H.fr : Tout le monde pense handicap = fauteuil mais il y en a bien d'autres…
EAB : Oui, que nous prenons également en compte. A l'auberge de Marseille, par exemple, labélisée pour le handicap mental et auditif, le directeur et le personnel ont été formés à la langue des signes. Le premier groupe de personnes sourdes qu'ils ont accueillis a donné lieu à un échange extraordinaire. Il y a eu pas mal de champs d'incompréhension et c'était très drôle d'après ce que m'a rapporté le directeur. Nos auberges accueillent également très régulièrement des groupes, notamment des travailleurs d'ESAT, ayant un handicap mental. A Sète, durant les deux mois d'été, l'auberge prône cette mixité. Le brassage social, la tolérance et le respect de la différence, c'est vraiment notre credo !
H.fr : Vous avez désormais une auberge emblématique, ouverte en mai 2013 à Paris ?

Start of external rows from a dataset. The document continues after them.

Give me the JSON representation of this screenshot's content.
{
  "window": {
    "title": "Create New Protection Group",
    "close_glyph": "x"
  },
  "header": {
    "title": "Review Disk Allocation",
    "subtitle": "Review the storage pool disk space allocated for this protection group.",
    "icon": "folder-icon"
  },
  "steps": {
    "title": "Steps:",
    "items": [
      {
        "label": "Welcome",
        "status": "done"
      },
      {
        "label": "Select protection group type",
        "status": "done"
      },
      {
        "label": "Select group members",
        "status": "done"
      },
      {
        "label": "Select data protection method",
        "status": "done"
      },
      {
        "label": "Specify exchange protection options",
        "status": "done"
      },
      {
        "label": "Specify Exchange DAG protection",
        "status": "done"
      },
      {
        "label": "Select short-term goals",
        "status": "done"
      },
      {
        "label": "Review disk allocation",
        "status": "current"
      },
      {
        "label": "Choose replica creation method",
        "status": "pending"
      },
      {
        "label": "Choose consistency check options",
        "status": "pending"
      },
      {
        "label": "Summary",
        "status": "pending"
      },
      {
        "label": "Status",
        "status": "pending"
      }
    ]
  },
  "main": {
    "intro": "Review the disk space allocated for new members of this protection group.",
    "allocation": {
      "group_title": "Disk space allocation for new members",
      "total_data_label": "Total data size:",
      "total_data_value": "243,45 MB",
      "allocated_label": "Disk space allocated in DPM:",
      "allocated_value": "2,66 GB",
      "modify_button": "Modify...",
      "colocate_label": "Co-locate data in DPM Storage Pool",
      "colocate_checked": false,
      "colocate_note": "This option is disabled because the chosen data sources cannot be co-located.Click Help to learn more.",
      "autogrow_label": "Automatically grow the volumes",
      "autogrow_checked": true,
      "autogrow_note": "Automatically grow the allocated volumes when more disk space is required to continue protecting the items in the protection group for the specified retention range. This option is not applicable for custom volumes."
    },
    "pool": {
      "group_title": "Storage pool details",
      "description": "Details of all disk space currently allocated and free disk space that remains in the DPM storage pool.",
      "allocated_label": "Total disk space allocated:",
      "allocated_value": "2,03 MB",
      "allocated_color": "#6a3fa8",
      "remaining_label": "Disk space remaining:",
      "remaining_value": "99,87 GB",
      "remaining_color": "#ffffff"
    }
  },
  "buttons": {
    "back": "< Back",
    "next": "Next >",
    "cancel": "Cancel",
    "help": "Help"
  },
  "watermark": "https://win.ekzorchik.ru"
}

EAB : Oui, l'auberge Yves Robert, près de la Gare du Nord. 100% éco durable, avec 330 lits et 103 chambres, elle propose toutes les adaptations nécessaires. Pour le handicap visuel : des bandes sonores et podotactiles au sol, des écritures en braille, des plans multi-sensoriels à chaque étage. Pour le handicap moteur : des sanitaires à usage commun, 5 chambres et 12 lits adaptés. Et, pour le handicap auditif : des flashs lumineux couplés à l'alarme sonore incendie dans les sanitaires et les chambres, une boucle magnétique portative à l'accueil et dans la salle de spectacle. C'est un véritable havre de paix, avec des bassins de plantes aquatiques et des jardins au cœur du tumulte parisien ! Tous nos nouveaux programmes d'AJ seront construits sur ce modèle. Les prochains ouvriront à Lille en 2015 et à Cahors en 2016.
H.fr : Sur votre site, il n'est pas possible de faire de recherche par critère de handicap. Compliqué pour les personnes concernées !
EAB : L'information sur l'accessibilité est désormais identifiée tout comme les labellisations « Tourisme et handicap » sur les supports papier en cours de refonte : le magazine (FUAJ Mag), les fiches des auberges de jeunesse et la carte de France du réseau d'AJ. Pour le site, nous avons demandé une modification de la base de données de façon à intégrer ce label. Dans un deuxième temps, l'évolution du moteur de recherche permettra de lister les auberges de jeunesse sur des critères d'accessibilité. C'est aussi l'une des raisons qui nous a incités à activer le référencement sur le site handistrict.fr.
H.fr : Résider dans un lieu adapté, c'est une chose mais qu'en est-il des activités qui sont proposées pour occuper son temps libre ?
EAB : Nous n'avons pas systématiquement d'offre adaptée mais, notamment dans les stations de ski, nos équipes de terrain font en sorte qu'il n'y ait pas de refus. Ils sont en contact avec les opérateurs locaux qui peuvent proposer des solutions.
* Fédération unie des auberges de jeunesse, également présidente de la Fédération internationale des auberges de jeunesse (Hostelling international ou HI).